Spring is finally conquering winter’s icy grip, allowing Toledo’s nature lovers to migrate outdoors. Looking to leave the roost and explore, but not sure where to begin? Toledo Naturalists Association takes you under wing with a colorful variety of field trips.

Toledo au natural

“Getting people outdoors and active. That’s the primary way you get people into all this,” says Matt Kemp, Toledo Naturalists president. The group, founded in 1933, with a “focus. . . (of) getting people outside, and getting them participating.” While birding is the primary draw, that’s not all the group offers. “We’ve got expertise and field trips on anything you can think of that has to do with natural history. Our group has a wide range of interests, but our core focus is on the study of natural history, especially the Toledo area.”

Yellow Warbler
Yellow Warbler

The group also takes an active role in education and preservation. “We’ve helped contribute toward acquiring what became the Kitty Todd Preserve in the Oak Openings region. We also have a scholarship fund for student-members studying in the environmental field, and a research fund used to facilitate local research projects.” Kemp says it’s increasingly important to develop and pass on the knowledge of the natural world. “It gives you a sense of place; to learn about that place, and to pass on that knowledge to other people is really what we’re about.”
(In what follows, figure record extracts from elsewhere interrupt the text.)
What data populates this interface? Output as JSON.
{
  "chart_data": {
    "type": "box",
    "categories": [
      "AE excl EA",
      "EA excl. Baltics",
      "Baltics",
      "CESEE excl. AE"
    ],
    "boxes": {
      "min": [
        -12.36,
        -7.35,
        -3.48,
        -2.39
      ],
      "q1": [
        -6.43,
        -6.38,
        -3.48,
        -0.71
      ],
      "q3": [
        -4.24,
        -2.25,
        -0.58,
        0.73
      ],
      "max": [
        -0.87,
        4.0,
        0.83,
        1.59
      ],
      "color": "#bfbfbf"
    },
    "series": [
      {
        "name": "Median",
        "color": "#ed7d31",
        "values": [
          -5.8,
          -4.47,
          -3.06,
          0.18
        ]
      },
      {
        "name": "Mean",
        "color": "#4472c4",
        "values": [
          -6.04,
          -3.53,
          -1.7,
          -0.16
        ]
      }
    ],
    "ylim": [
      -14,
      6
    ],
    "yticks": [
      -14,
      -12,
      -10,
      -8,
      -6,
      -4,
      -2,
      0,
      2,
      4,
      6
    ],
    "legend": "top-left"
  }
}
To get involved, Kemp suggests checking out the event calendar on the website or Facebook page. “Come out, join in, and meet folks. If you like it and want to get really involved you can become a member or help run an event. We always welcome ideas for new field trips and new field trip leaders.”

Birds of a feather

In March and April, the group will run two urban birding events focused on locations within the city. “These events are great for newcomers and are a chance to see what’s out there within Toledo’s city limits. Oak Openings and Magee Marsh are nationally known birding locations, but the city itself has a lot of great little parks for birding, too.” Kemp says that over the course of the year, “you can probably see close to 200 species of birds within the city limits.”

Avid naturalists.
Avid naturalists.

Birding is an enjoyable pursuit because “different people are drawn to different aspects of it… birds are incredibly diverse, very colorful. They’re beautiful.” And there’s also a sporting aspect. “Some people like to see how many types of birds they can find on a particular day or in a particular (location). We have a friendly competition event called the North Coast Open in May. You can get a team together and see how many species of birds we can find in 24 hours. We all get together for food afterwards where we compare lists.”

Most importantly, Kemp emphasizes the community aspect. “It’s something you can share with other people— the excitement of getting outside, finding something rare, or really beautiful. It’s a lot of fun.”